Published On: Mon, Mar 29th, 2021

COMMENTARY: Blog to empower Indigenous voices  

 

By SHEYAHSHE LITTLEDAVE 

 

I started a blog. Ironic really, for a person like me who spent so many years bottling up emotions, stuffing those feelings way down deep and being so cautious as to not let my face give away to what was going on. 

Sheyahshe LIttledave, a member of the Eastern Band of Cherokee Indians, can be seen at the front of the pack as the Remember the Removal riders complete the last leg of their journey en route to Tahlequah, Okla. on Thursday, June 22, 2017. (Photo by Kristy M. Herron/EBCI Communications)

Nevertheless, I started a blog called Ogadvnvisdi – “We are ready.” The idea was to empower Indigenous voices, make a safe space for domestic abuse survivors to speak out about their experiences in an effort to spark hope for those struggling that internal battle of shame that, they too, can rebuild their lives. Or hopefully, give hope to those who are still in that abusive relationship, wondering if there is life on the outside of it – and the answer is yes, there absolutely is.

I have faced a long battle dealing with the after effects of domestic violence. The toxicity of that relationship was the anchor pulling down the sinking ship that was my confidence, self-worth, my dream and my goals. The anchor never hit bottom, it just kept pulling and pulling until I looked myself in the mirror one day and did not recognize the girl looking back. 

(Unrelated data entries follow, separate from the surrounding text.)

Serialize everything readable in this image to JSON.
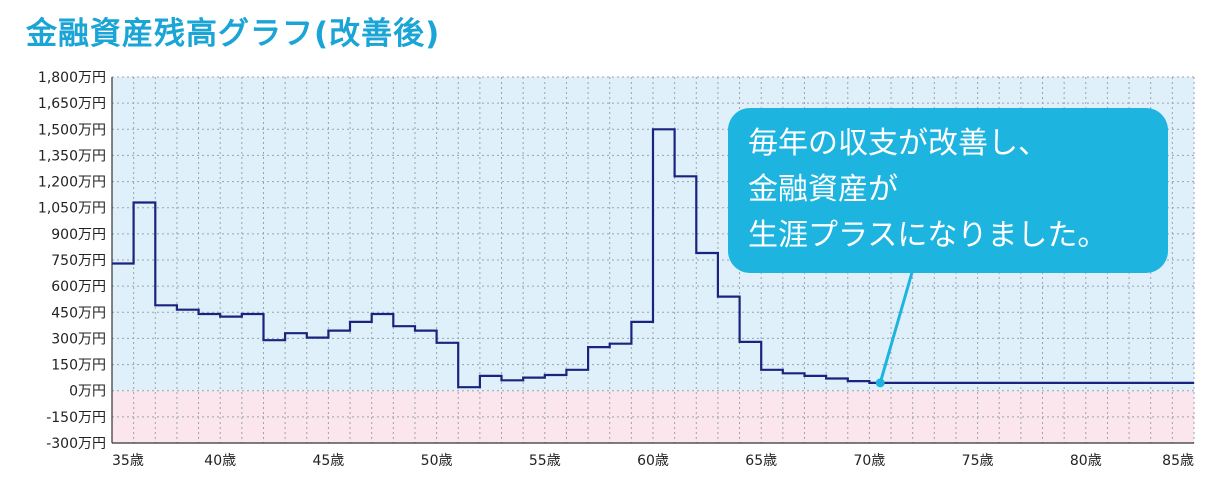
{
  "chart_data": {
    "type": "line",
    "title": "金融資産残高グラフ(改善後)",
    "xlabel": "",
    "ylabel": "",
    "x": [
      35,
      36,
      37,
      38,
      39,
      40,
      41,
      42,
      43,
      44,
      45,
      46,
      47,
      48,
      49,
      50,
      51,
      52,
      53,
      54,
      55,
      56,
      57,
      58,
      59,
      60,
      61,
      62,
      63,
      64,
      65,
      66,
      67,
      68,
      69,
      70,
      71,
      72,
      73,
      74,
      75,
      76,
      77,
      78,
      79,
      80,
      81,
      82,
      83,
      84,
      85
    ],
    "values": [
      730,
      1080,
      490,
      465,
      440,
      425,
      440,
      290,
      330,
      305,
      345,
      395,
      440,
      370,
      345,
      275,
      20,
      85,
      60,
      75,
      90,
      120,
      250,
      270,
      395,
      1500,
      1230,
      790,
      540,
      280,
      120,
      100,
      85,
      70,
      55,
      45,
      45,
      45,
      45,
      45,
      45,
      45,
      45,
      45,
      45,
      45,
      45,
      45,
      45,
      45,
      45
    ],
    "xlim": [
      35,
      85
    ],
    "ylim": [
      -300,
      1800
    ],
    "x_ticks": [
      35,
      40,
      45,
      50,
      55,
      60,
      65,
      70,
      75,
      80,
      85
    ],
    "x_tick_labels": [
      "35歳",
      "40歳",
      "45歳",
      "50歳",
      "55歳",
      "60歳",
      "65歳",
      "70歳",
      "75歳",
      "80歳",
      "85歳"
    ],
    "y_ticks": [
      1800,
      1650,
      1500,
      1350,
      1200,
      1050,
      900,
      750,
      600,
      450,
      300,
      150,
      0,
      -150,
      -300
    ],
    "y_tick_labels": [
      "1,800万円",
      "1,650万円",
      "1,500万円",
      "1,350万円",
      "1,200万円",
      "1,050万円",
      "900万円",
      "750万円",
      "600万円",
      "450万円",
      "300万円",
      "150万円",
      "0万円",
      "-150万円",
      "-300万円"
    ],
    "grid": true,
    "annotation": {
      "lines": [
        "毎年の収支が改善し、",
        "金融資産が",
        "生涯プラスになりました。"
      ],
      "point_x": 70.5,
      "point_y": 45
    },
    "colors": {
      "title": "#1aa5d6",
      "line": "#1a237e",
      "positive_bg": "#dff0fa",
      "negative_bg": "#fbe6ee",
      "grid": "#9aa3ad",
      "callout": "#1eb4e0"
    }
  }
}
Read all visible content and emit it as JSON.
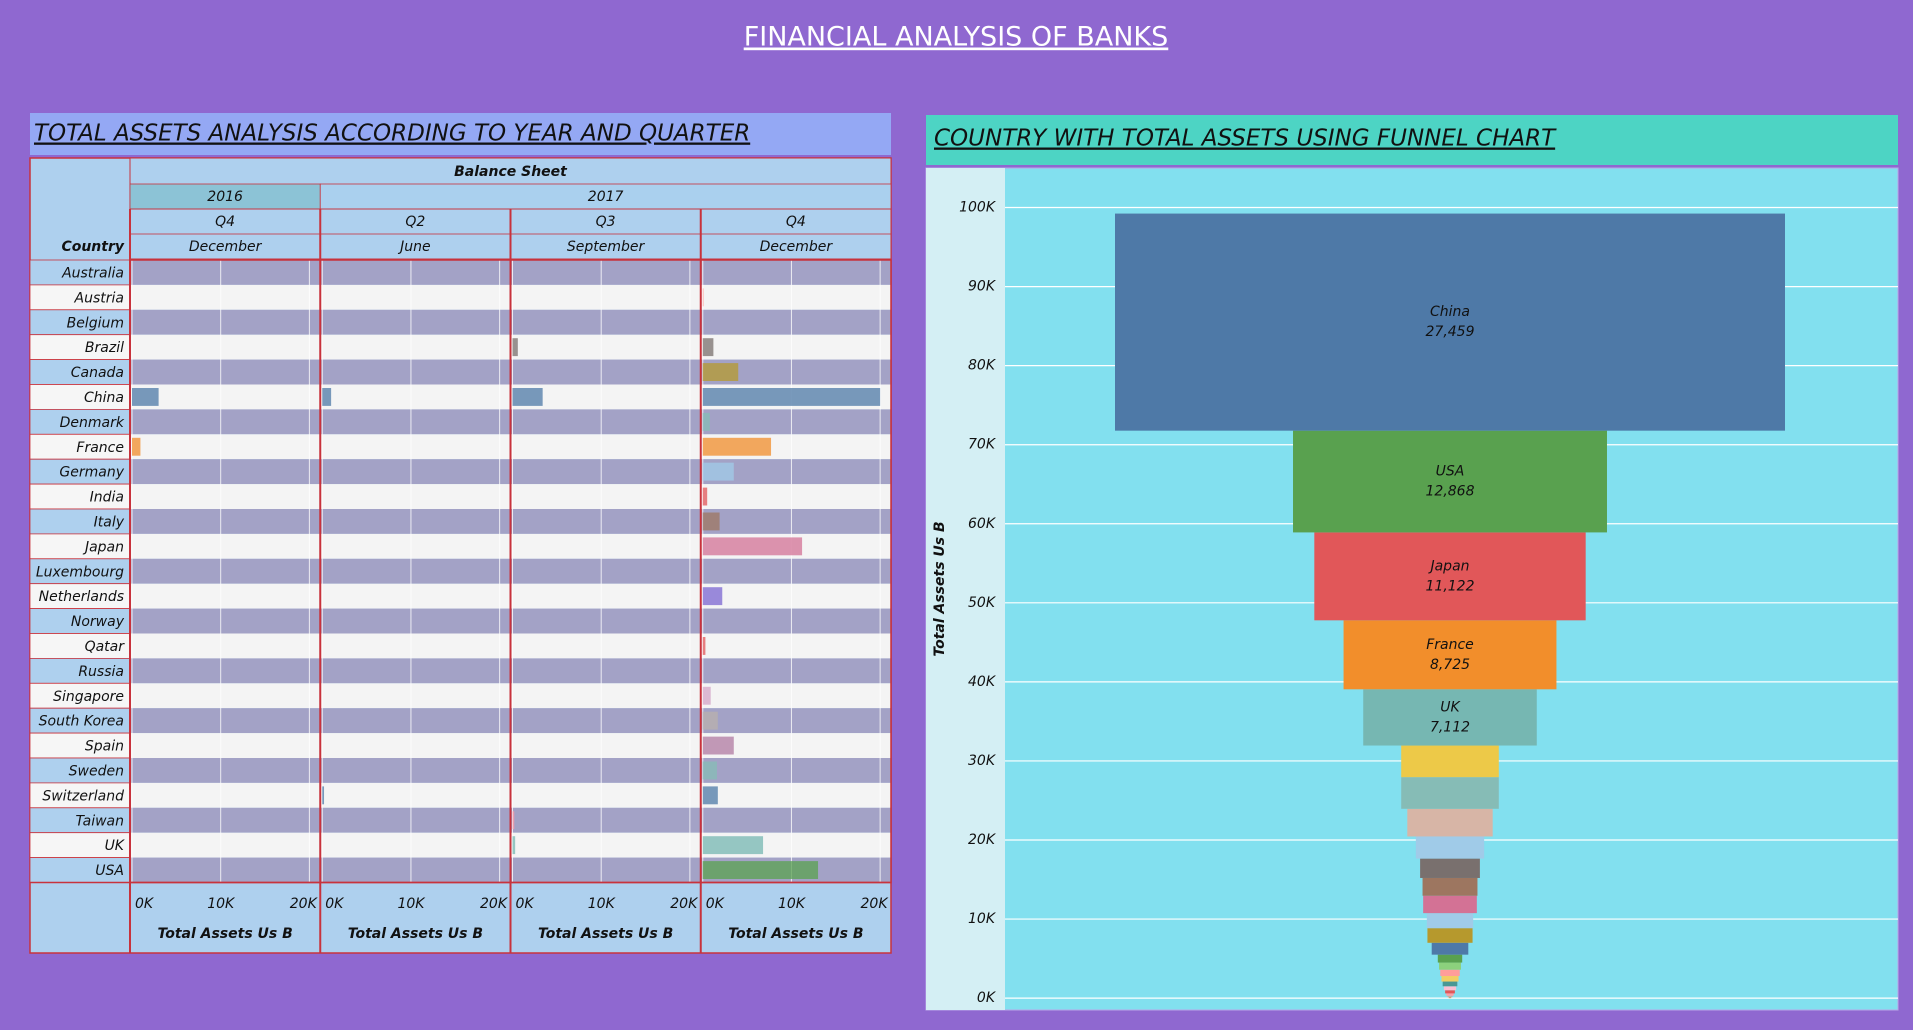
{
  "title": "FINANCIAL ANALYSIS OF BANKS",
  "chart_data": [
    {
      "type": "bar-table",
      "title": "TOTAL ASSETS ANALYSIS ACCORDING TO YEAR AND QUARTER",
      "header": "Balance Sheet",
      "row_header": "Country",
      "x_label": "Total Assets Us B",
      "categories": [
        "Australia",
        "Austria",
        "Belgium",
        "Brazil",
        "Canada",
        "China",
        "Denmark",
        "France",
        "Germany",
        "India",
        "Italy",
        "Japan",
        "Luxembourg",
        "Netherlands",
        "Norway",
        "Qatar",
        "Russia",
        "Singapore",
        "South Korea",
        "Spain",
        "Sweden",
        "Switzerland",
        "Taiwan",
        "UK",
        "USA"
      ],
      "colors": [
        "#a0cbe8",
        "#ff9d9a",
        "#8cd17d",
        "#79706e",
        "#b6992d",
        "#4e79a7",
        "#86bcb6",
        "#f28e2b",
        "#a0cbe8",
        "#e15759",
        "#9d7660",
        "#d37295",
        "#f1ce63",
        "#7b66d2",
        "#499894",
        "#e15759",
        "#fabfd2",
        "#d4a6c8",
        "#bab0ac",
        "#b07aa1",
        "#86bcb6",
        "#4e79a7",
        "#ff9da7",
        "#76b7b2",
        "#59a14f"
      ],
      "xlim": [
        0,
        21000
      ],
      "xticks": [
        {
          "value": 0,
          "label": "0K"
        },
        {
          "value": 10000,
          "label": "10K"
        },
        {
          "value": 20000,
          "label": "20K"
        }
      ],
      "years": [
        {
          "name": "2016",
          "series": [
            {
              "quarter": "Q4",
              "month": "December",
              "values": [
                0,
                0,
                0,
                0,
                0,
                3000,
                0,
                950,
                0,
                0,
                0,
                0,
                0,
                0,
                0,
                0,
                0,
                0,
                0,
                0,
                0,
                0,
                0,
                0,
                0
              ]
            }
          ]
        },
        {
          "name": "2017",
          "series": [
            {
              "quarter": "Q2",
              "month": "June",
              "values": [
                0,
                0,
                0,
                0,
                0,
                1000,
                0,
                0,
                0,
                0,
                0,
                0,
                0,
                0,
                0,
                0,
                0,
                0,
                0,
                0,
                0,
                200,
                0,
                0,
                0
              ]
            },
            {
              "quarter": "Q3",
              "month": "September",
              "values": [
                0,
                0,
                0,
                600,
                0,
                3400,
                0,
                0,
                0,
                0,
                0,
                0,
                0,
                0,
                0,
                0,
                0,
                0,
                0,
                0,
                0,
                0,
                200,
                300,
                0
              ]
            },
            {
              "quarter": "Q4",
              "month": "December",
              "values": [
                0,
                100,
                0,
                1200,
                4000,
                20000,
                800,
                7700,
                3500,
                500,
                1900,
                11200,
                0,
                2200,
                0,
                300,
                0,
                900,
                1700,
                3500,
                1600,
                1700,
                0,
                6800,
                13000
              ]
            }
          ]
        }
      ]
    },
    {
      "type": "funnel",
      "title": "COUNTRY WITH TOTAL ASSETS USING FUNNEL CHART",
      "y_label": "Total Assets Us B",
      "categories": [
        "China",
        "USA",
        "Japan",
        "France",
        "UK",
        null,
        null,
        null,
        null,
        null,
        null,
        null,
        null,
        null,
        null,
        null,
        null,
        null,
        null,
        null,
        null,
        null,
        null,
        null,
        null
      ],
      "values": [
        27459,
        12868,
        11122,
        8725,
        7112,
        4000,
        4000,
        3500,
        2800,
        2450,
        2250,
        2200,
        1900,
        1850,
        1500,
        1000,
        900,
        800,
        700,
        600,
        500,
        400,
        300,
        200,
        100
      ],
      "value_labels": [
        "27,459",
        "12,868",
        "11,122",
        "8,725",
        "7,112",
        null,
        null,
        null,
        null,
        null,
        null,
        null,
        null,
        null,
        null,
        null,
        null,
        null,
        null,
        null,
        null,
        null,
        null,
        null,
        null
      ],
      "colors": [
        "#4e79a7",
        "#59a14f",
        "#e15759",
        "#f28e2b",
        "#76b7b2",
        "#edc948",
        "#86bcb6",
        "#d7b5a6",
        "#a0cbe8",
        "#79706e",
        "#9d7660",
        "#d37295",
        "#a0cbe8",
        "#b6992d",
        "#4e79a7",
        "#59a14f",
        "#8cd17d",
        "#ff9d9a",
        "#f1ce63",
        "#499894",
        "#fabfd2",
        "#e15759",
        "#ff9da7",
        "#bab0ac",
        "#f28e2b"
      ],
      "ylim": [
        -1500,
        105000
      ],
      "yticks": [
        {
          "value": 0,
          "label": "0K"
        },
        {
          "value": 10000,
          "label": "10K"
        },
        {
          "value": 20000,
          "label": "20K"
        },
        {
          "value": 30000,
          "label": "30K"
        },
        {
          "value": 40000,
          "label": "40K"
        },
        {
          "value": 50000,
          "label": "50K"
        },
        {
          "value": 60000,
          "label": "60K"
        },
        {
          "value": 70000,
          "label": "70K"
        },
        {
          "value": 80000,
          "label": "80K"
        },
        {
          "value": 90000,
          "label": "90K"
        },
        {
          "value": 100000,
          "label": "100K"
        }
      ],
      "grid": true
    }
  ]
}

For this blog to work, it meant that, I too, must open up, be vulnerable in sharing my truth and be realistic about what moving forward looks like. 

My saving grace will always the 2017 Remember the Removal bike ride. I was in what I could only describe as a dark hole.  I couldn’t dig my way out, it was absolutely consuming. So, I threw myself into this program, not having ridden a bike in years, with a group of people I had never met before, committing myself to ride a bike for 1,000 miles being out of shape and overweight. The road gave me time to reflect, I cried a lot on that ride, I mentally beat myself up for not seeing those glaring red flags, for staying after the choking and hair pulling, for allowing him to call me weak and believing it to be true. 

The day we crossed into Oklahoma I will never forget. It felt as if I had closed a chapter, that I had proven that my body was capable of great things and that my mind and will to not give up was stronger than I gave it credit for. 

I guess my point is, we often don’t know what people are dealing with behind closed doors. My family certainly didn’t. I was ashamed, thought I was failure, thought they would be embarrassed by me. They weren’t. My family has walked with me, carried me, and loved me through my journey the last few years. Then, I woke up one day and said it’s time we start, as a people, to stop normalizing abusive behavior and break the silence. 

According to the National Congress of American Indians, more than 4 in 5 American Indian/Alaska Native women have experienced violence in their lifetime. If you take that data and apply it to our community, then you will know there are more women among us that have experienced violence than we thought. It’s not okay. And it’s okay to speak out and say “this is not okay.”

The blog is that space. Whether it be a paragraph, a sentence, anonymous or not,  we have a voice and a responsibility to break the cycles of abuse. I was ashamed for a long time, but I will tell my story and will continue to tell my story. I hope that those out there who are ready to help change the dynamic for our Indigenous sisters (and brothers, by no means are men excluded from experiencing domestic violence) would join me, share on this blog and help us take those small steps to give domestic violence survivors and voice and a platform.